Dans cette optique, le président de la République a réaffirmé la politique de bon voisinage comme doctrine inébranlable dans les relations avec les pays voisins, et son rejet absolu de toute ingérence dans leurs affaires internes, tout en affirmant la disponibilité constante de l’Algérie à contribuer à la résolution de la crise malienne à travers le dialogue, le consensus et la réconciliation entre toutes les forces maliennes, à condition que le processus soit entièrement entre les mains des Maliens eux-mêmes, a-t-il ajouté.
Il a également insisté sur la nécessité pour les forces non constitutionnelles au Mali de comprendre qu’elles ont commis une erreur stratégique fatale, répétée depuis 1960, en croyant que la solution dans le nord du Mali pourrait être militaire, alors que l’expérience historique a démontré le contraire.
Partant de cette lecture, le président Tebboune — selon le Dr Allouche — a affirmé que l’Algérie reste prête à aider les frères maliens, sans jamais les abandonner, à condition que cette aide soit acceptée par eux, mais aussi sans aucune influence préalable de puissances étrangères actives dans la région, qui ont hypothéqué la souveraineté du peuple malien en consolidant le statu quo.
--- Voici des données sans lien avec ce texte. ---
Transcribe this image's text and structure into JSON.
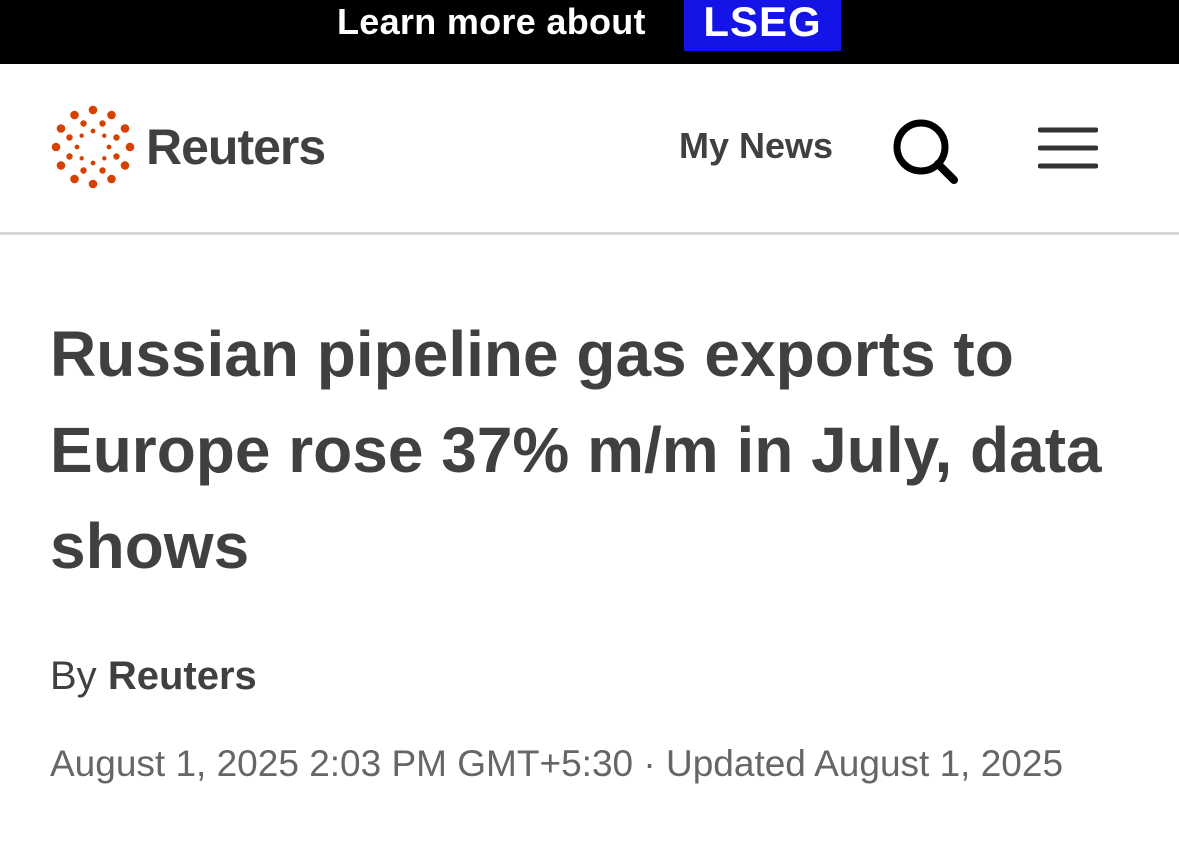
{
  "promo": {
    "text": "Learn more about",
    "brand": "LSEG",
    "brand_color": "#1414e6"
  },
  "header": {
    "logo_text": "Reuters",
    "logo_color": "#d64000",
    "my_news_label": "My News",
    "search_icon": "search-icon",
    "menu_icon": "hamburger-menu-icon"
  },
  "article": {
    "headline": "Russian pipeline gas exports to Europe rose 37% m/m in July, data shows",
    "byline_prefix": "By",
    "byline_author": "Reuters",
    "published": "August 1, 2025 2:03 PM GMT+5:30",
    "separator": "·",
    "updated": "Updated August 1, 2025"
  }
}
Cela inclut également la problématique des mercenaires dans la région, qui a complexifié davantage la situation sécuritaire, aussi bien en Libye qu’au Mali. C’est une réalité que l’Algérie rejette catégoriquement, et cette position a été clairement exprimée aux puissances intervenant dans la région, selon les propos du président.
Dr Allouche a affirmé que, sur la base de ces positions fondées sur une analyse réaliste de la nature des crises au Mali, en Libye ou au Niger, la vision algérienne, qui repose sur la nécessité de solutions pacifiques via le dialogue, ainsi que le traitement des injustices historiques subies par certaines communautés locales à travers des projets de développement, demeure l’une des clés essentielles pour protéger les ressources et la souveraineté des pays de la région.
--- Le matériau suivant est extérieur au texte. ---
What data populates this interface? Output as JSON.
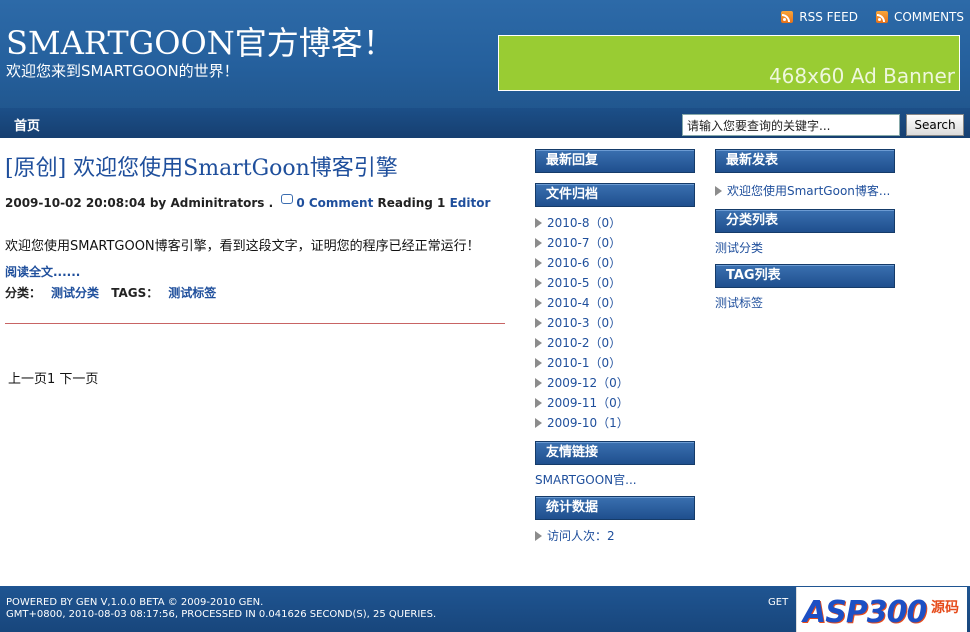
{
  "header": {
    "title": "SMARTGOON官方博客！",
    "subtitle": "欢迎您来到SMARTGOON的世界！",
    "rss_feed": "RSS FEED",
    "comments": "COMMENTS",
    "ad_banner": "468x60 Ad Banner"
  },
  "nav": {
    "home": "首页",
    "search_value": "请输入您要查询的关键字...",
    "search_button": "Search"
  },
  "post": {
    "title": "[原创] 欢迎您使用SmartGoon博客引擎",
    "date": "2009-10-02 20:08:04",
    "by": "by",
    "author": "Adminitrators",
    "dot": ".",
    "comment_link": "0 Comment",
    "reading_label": "Reading",
    "reading_count": "1",
    "editor_link": "Editor",
    "body": "欢迎您使用SMARTGOON博客引擎，看到这段文字，证明您的程序已经正常运行！",
    "read_more": "阅读全文......",
    "category_label": "分类：",
    "category": "测试分类",
    "tags_label": "TAGS：",
    "tag": "测试标签"
  },
  "pager": "上一页1 下一页",
  "sidebar_mid": {
    "recent_replies": "最新回复",
    "archive_title": "文件归档",
    "archive": [
      "2010-8（0）",
      "2010-7（0）",
      "2010-6（0）",
      "2010-5（0）",
      "2010-4（0）",
      "2010-3（0）",
      "2010-2（0）",
      "2010-1（0）",
      "2009-12（0）",
      "2009-11（0）",
      "2009-10（1）"
    ],
    "links_title": "友情链接",
    "link": "SMARTGOON官...",
    "stats_title": "统计数据",
    "stats_label": "访问人次：",
    "stats_value": "2"
  },
  "sidebar_right": {
    "recent_posts": "最新发表",
    "recent_post_item": "欢迎您使用SmartGoon博客...",
    "categories_title": "分类列表",
    "category_item": "测试分类",
    "tags_title": "TAG列表",
    "tag_item": "测试标签"
  },
  "footer": {
    "line1": "POWERED BY GEN V,1.0.0 BETA © 2009-2010 GEN.",
    "line2": "GMT+0800, 2010-08-03 08:17:56, PROCESSED IN 0.041626 SECOND(S), 25 QUERIES.",
    "get": "GET"
  },
  "watermark": {
    "main": "ASP300",
    "sub": "源码"
  },
  "colors": {
    "header_blue": "#2d6aa8",
    "nav_blue": "#1c4f88",
    "ad_green": "#99cc33",
    "link_blue": "#1f4f9c",
    "divider_red": "#c86464"
  }
}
De son côté, le professeur en sciences politiques et relations internationales, Mabrouk Kahy, a indiqué que la déclaration du président Tebboune concernant la crise libyenne intervient dans le contexte des récents développements en Libye, marqués par une grave insécurité à Tripoli, qui a heureusement été maîtrisée par la suite. Il a considéré cette déclaration comme un avertissement contre une possible explosion incontrôlable de la situation à l’avenir.
Mabrouk Kahy n’a pas manqué de précisé au journal El Khabar que la position de l’Algérie est constante : « L’Algérie ne s’ingère pas dans les affaires intérieures des Libyens, n’a aucune ambition territoriale ou politique en Libye, et elle encourage tous les partis libyens au dialogue, en vue d’aboutir à une base électorale commune, à l’organisation d’élections et à la formation d’institutions étatiques ».
Concernant la déclaration antérieure du président Tebboune selon laquelle "Tripoli est une ligne rouge", Kahy a expliqué que le chef de l’État a clairement signifié que l’Algérie ne permettra pas que Tripoli tombe entre les mains des terroristes, et ne tolérera pas qu’elle devienne un sanctuaire pour Daech ou les mercenaires, tout en réaffirmant que "la Libye appartient aux Libyens, et qu’i leur revenait à eux seuls de décider du destin de leur pays"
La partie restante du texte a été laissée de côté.